Last weekend I went to the Harbor Freight store in Middlefield, Ohio to buy a new set of mechanic's tools. I bought a similar set from Sears back in the early 1990s. Over time bits and pieces are lost and it eventually gets extremely annoying to spend 30 minutes looking for a specific socket or whatever. While I was in the store, I browsed the inventory. They have a large selection of tools and other supplies. The metal working tools there are quite impressive and cheap. There's pipe bending tools, sheet metal forming tools, plasma cutters, welders, etc... A person could outfit a small fabrication shop from mainly Harbor Freight tools for maybe $10,000 or less and be able to build tubular vehicle frames, fabricate large or small parts, etc... There are decent CNC plasma cutting tables for significantly less than $5000.

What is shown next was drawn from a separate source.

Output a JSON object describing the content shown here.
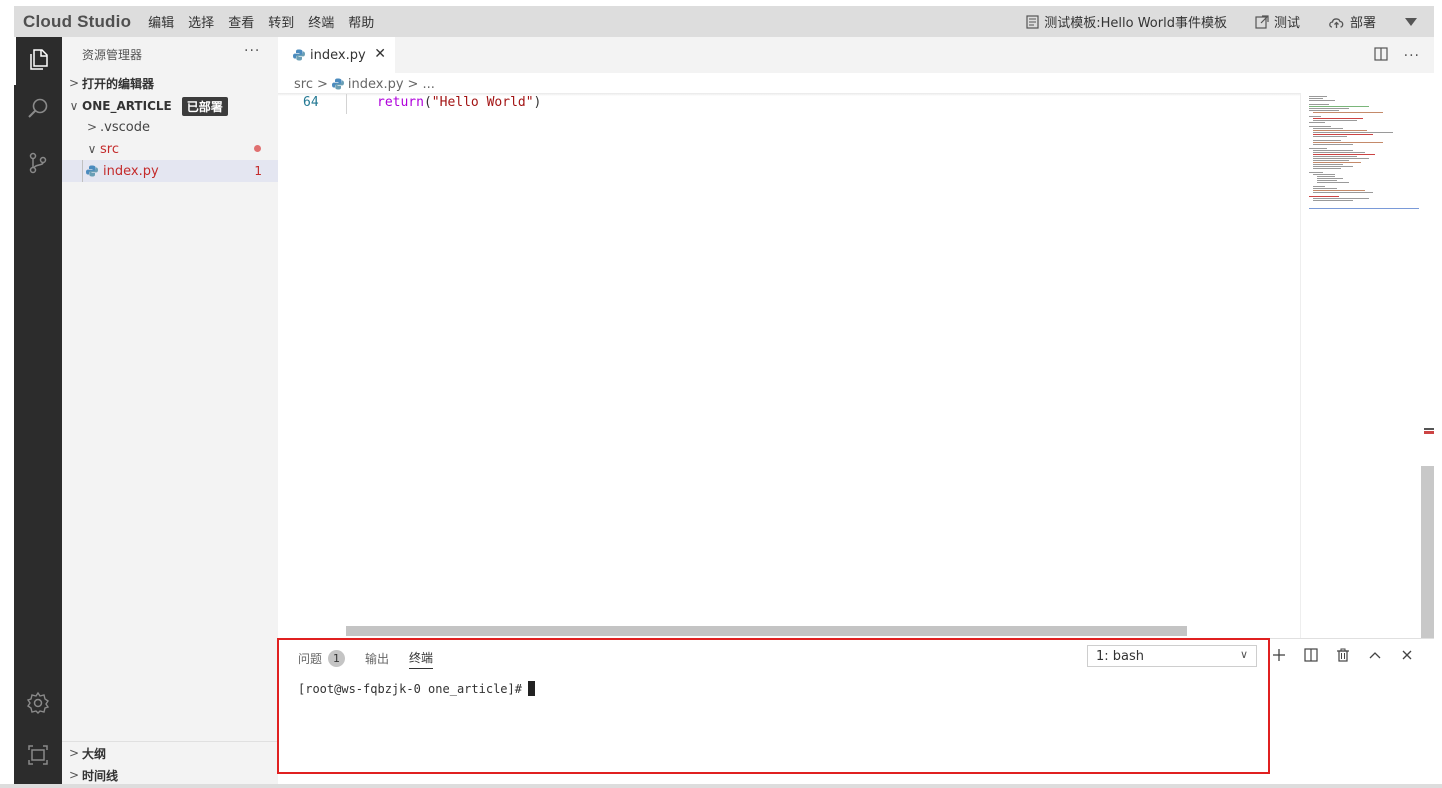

That scenario is true across the board: a smart person can jump into basically any project and do almost anything today. You can jump into something as seemingly esoteric as CPU design now with a RISC-V core and an FPGA board. You can build a drone. You can make a car, a car engine, a transmission, airplane, helicopter, etc... and on and on. You can make your own smartphone. Your own laptop, etc...
At the same time, the economy of industrialized countries is more centralized than ever. Giant financialized corporations dominate all the industries and own everything because of funny money printing and corruption. Similarly, governments are giant, bloated, incompetent monsters.
It seems implausible both these things can continue ad infinitum.